At the end of the day

15/07/11 - Apprezzato regista di videoclip Cosimo Alemà esordisce con un cinema di genere indipendente e a basso budget che conquista il mondo ma annoia.

Ascolta l’intervista di RADIOCINEMA a:

  • il regista Cosimo Alemà
  • D’estate le sale cinematografiche italiane subiscono una desertificazione generalizzata. Nonostante stagioni alterne, sforzi non sempre razionalmente ordinati e molte dichiarazioni d’intenti, in Italia, dalla tarda primavera al primo autunno, i cinema vengono disertati tanto dalle distribuzioni, che per la bella stagione confezionano listini di titoli “secondari” da mandare al macello, quanto dagli spettatori, spesso diffidenti sempre distratti da altri pensieri. E in sala tra giugno, luglio e la prima metà di agosto finiscono così film che forse durante l’inverno non avremmo visto mai: una miscellanea senza nessuna coerenza che contiene al suo interno cinema d’animazione, commedie demenziali e cinema comico di seconda scelta, avanzi di magazzino di varia specie, cinema di genere a basso costo. Sempre più spesso per di più nelle torride settimane estive al grande schermo approdano film nostrani di difficile collocazione (opinione di chi li deve gestire non certo di chi scrive).

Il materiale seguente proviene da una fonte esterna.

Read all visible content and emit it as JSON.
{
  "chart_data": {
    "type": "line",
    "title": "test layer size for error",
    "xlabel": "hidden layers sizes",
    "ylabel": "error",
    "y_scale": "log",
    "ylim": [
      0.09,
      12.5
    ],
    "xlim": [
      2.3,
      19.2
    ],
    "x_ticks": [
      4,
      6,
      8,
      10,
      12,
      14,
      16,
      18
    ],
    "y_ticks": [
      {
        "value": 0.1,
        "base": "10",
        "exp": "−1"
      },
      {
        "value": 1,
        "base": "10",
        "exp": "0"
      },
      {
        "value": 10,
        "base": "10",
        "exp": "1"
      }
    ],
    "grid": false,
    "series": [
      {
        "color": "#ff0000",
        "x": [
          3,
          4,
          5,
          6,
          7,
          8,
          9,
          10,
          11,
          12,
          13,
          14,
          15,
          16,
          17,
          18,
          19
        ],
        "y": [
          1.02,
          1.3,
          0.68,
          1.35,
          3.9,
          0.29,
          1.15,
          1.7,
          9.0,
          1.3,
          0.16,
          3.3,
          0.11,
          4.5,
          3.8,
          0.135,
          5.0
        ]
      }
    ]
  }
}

    At the end of the day, esordio nel lungometraggio del non giovanissimo Cosimo Alemà è un esempio tipico di un’uscita estiva, prima e più di tutto perché rappresenta un buon esperimento di “film commerciale” che tenta – con successo – l’avventura internazionale: prodotto tutto italiano infatti, il film – che è una rivisitazione stonata dell’horror thriller splatter/gore ormai molto in voga un po’ in tutto il mondo – è interpretato da un cast interamente straniero e recitato in inglese. Non ancora giunto nelle sale nostrane è stato già venduto in più di mezzo mondo e piazzato sugli scaffali dell’home video – nei negozi e in rete – nell’altra metà. Alemà viene da una lunga carriera come regista pubblicitario e di videoclip musicali, e ancor prima da una non breve gavetta sul set. A questo esordio ci arriva dopo molti anni dal primo fiorire di una semplice suggestione: il gioco della guerra – il soft air, messa in scena ludico sportiva che mima realisticamente battaglie e scontri a fuoco – non disinnesca la violenza, ma innesca anzi l’arma della forza offensiva che prima o poi esploderà. Seguendo uno dei trend del momento – il cinema a soggetto che s’ispira a “fatti realmente accaduti”, sottolineando la propria origine “reale” – Alemà si cimenta a viso aperto col cinema di genere ibridando un certo horror con l’action thriller che sembra decisamente preferirgli. L’arco narrativo è ridotto al minimo e così pure i dialoghi che nonostante la scarsità di parole funestano la visione a intervalli regolari eccedendo oltremisura in ridondanza e banalità. L’uso della macchina a mano, il costante gioco con la messa a fuoco che moltiplica i piani dello sguardo, condondenfoli poi l’uno con l’altro, il disegno del sonoro raffinato ma apparentemente privo di legami con il corso del film e la colonna sonora ispirata a un fin troppo vistoso controcanto lirico delle scene di violenza, dimostrano una padronanza della tecnica che però non diventa mai né discorso né intrattenimento. Inutile star qui a discettare sull’uso forse davvero immorale che si fa della violenza o sui rilievi che potrebbero farsi sulla scelta di usare un certo specifico realismo dentro la cornice del cinema di genere, perché in fondo quel che non funziona è che il film, che si propone di coinvolgere, avvincere, intrattenere, è purtroppo solo occasione di noia.